The tops will be 25 inches wide and there are several sections. The longest is nine feet. I think cutting the strips would be best? That would give a nice pattern on the edge - especially if I use different species of wood.

Has anyone made countertops like this? Any pictures you can share? What suggestions and/or cautions do you have. Other advice? I haven't done anything like this before - am I missing something that makes it harder to do than I think?
 

Woodman2k

Greg Bender
Corporate Member
Michael,
if you have alot of counter top area,and it sounds like you might,I would avoid doing anything that would be "busy".Being a large area it will be overpowering after a while and you would end up pulling it back out.If there is a chance that you would be selling your house in the near future that would be another reason to stay with something more traditional.
On the other hand ,what your talking about sounds like you want to laminate multiple strips of contrasting woods together to get a solid counter top 9 feet by 25".Butcher block style?,maple looks great that way,but I imagine it would be a bear to handle while doing the glueup.
Whatever you decide,good luck and post pix.
Greg B.
 

Makinsawdust

New User
Robert
Mike,
In theory doing countertops is not that hard.

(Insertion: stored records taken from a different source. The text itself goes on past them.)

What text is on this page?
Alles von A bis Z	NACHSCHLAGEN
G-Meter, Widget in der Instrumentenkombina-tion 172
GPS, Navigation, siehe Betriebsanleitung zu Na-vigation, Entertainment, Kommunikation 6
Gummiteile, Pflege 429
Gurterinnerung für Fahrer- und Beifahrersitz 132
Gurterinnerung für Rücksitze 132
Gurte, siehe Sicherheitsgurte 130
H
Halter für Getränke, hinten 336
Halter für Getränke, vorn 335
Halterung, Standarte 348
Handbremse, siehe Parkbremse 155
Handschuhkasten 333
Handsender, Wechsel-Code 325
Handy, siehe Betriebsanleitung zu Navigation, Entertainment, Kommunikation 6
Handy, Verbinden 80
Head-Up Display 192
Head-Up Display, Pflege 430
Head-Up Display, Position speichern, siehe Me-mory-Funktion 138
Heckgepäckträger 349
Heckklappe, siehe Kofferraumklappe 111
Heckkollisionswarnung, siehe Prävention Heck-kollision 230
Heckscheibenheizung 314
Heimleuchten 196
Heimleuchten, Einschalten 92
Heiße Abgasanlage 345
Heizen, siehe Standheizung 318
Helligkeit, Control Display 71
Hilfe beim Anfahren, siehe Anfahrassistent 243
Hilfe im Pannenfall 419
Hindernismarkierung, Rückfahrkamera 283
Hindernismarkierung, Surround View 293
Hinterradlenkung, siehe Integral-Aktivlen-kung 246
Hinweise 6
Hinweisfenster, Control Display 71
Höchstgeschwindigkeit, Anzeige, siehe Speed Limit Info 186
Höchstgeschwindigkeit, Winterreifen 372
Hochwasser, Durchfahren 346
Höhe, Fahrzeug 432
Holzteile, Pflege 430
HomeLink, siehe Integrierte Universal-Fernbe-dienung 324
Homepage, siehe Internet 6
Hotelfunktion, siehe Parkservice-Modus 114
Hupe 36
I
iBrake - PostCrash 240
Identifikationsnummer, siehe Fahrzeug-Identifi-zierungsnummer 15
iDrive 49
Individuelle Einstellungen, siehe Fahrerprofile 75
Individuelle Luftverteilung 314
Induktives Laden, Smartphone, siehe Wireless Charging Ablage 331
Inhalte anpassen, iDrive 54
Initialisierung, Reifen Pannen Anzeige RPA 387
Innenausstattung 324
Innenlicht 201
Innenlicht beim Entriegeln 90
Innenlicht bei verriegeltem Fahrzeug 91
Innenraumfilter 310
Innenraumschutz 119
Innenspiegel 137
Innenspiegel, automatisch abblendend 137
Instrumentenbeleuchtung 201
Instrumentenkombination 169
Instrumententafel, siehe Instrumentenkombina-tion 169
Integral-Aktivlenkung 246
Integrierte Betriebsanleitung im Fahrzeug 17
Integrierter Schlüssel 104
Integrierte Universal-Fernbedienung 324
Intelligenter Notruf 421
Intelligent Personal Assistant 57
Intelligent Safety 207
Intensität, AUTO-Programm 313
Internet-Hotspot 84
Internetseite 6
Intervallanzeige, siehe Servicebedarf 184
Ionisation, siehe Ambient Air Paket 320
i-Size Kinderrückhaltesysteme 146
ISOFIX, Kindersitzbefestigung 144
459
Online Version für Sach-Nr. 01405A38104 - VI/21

In practice it can be a PITA. I make and sell a few thousand laminated craft items per year and I have a hard time managing countertops.
The last top I did was 2" thick x 26" wide x 60" long out of hard maple. My strips were 4/4 turned on their side. I used TBIII because of the slower set. I could only get 4-5 strips glued before having to clamp it up using a roller bottle to spread the glue. Each time I clamped the whole top including the strips without glue to reduce bowing. I used pipe, jorgy and bessy k-bodies on top and bottom spaced about every 2-3 inches. Each time I glued a few strips I had to wait until it dried, unclamp and do it all over until I had the whole top done which took a few days. My results were not as good as I would have liked. The TBIII glue lines were too dark for my liking and were too wide on the bottom side, of which I could not get a good look at during the glue-up. I had a slight bow from uneven clamp pressure which I had to trim out on the edges. Then I had to lug the thing in and out of the WB sander until flat on both sides. Then due to the contractor insisting that I have it done and installed in 10 days, I had to go pick it up a month later and resand and finish it again when the wood moved.
With all this said my tips would be:
1 Use 8/4 stock and make your strips 2x2" or 1.5x1.5" (I would have used 8/4 if I had had time to order it in) Also, cut your strips the same day as you glue-up. Otherwise you may not be able to draw them together in the clamps.
2 Try to use TBII if at all possible on a maple top. If you do a mixed top like maple and jatoba you wont be able to see a darker glue line with TBIII.
3 Use a steel "I-Beam" caul on either side of your top when you do your glue-up if you can. This will even out the clamp pressure and result in straighter top.
4 Let the top set after sanding for a min. of two weeks, then lightly final sand and apply finish. (I like Waterlox for this application)

I hope this gives you some insight into what to look out for on these oversized cutting boards. I wish you good luck if you go for it.
Rob
 

Travis Porter

New User
Travis
For wood counter tops you are going to need a wide belt or wide drum sander especially if you are doing end grain.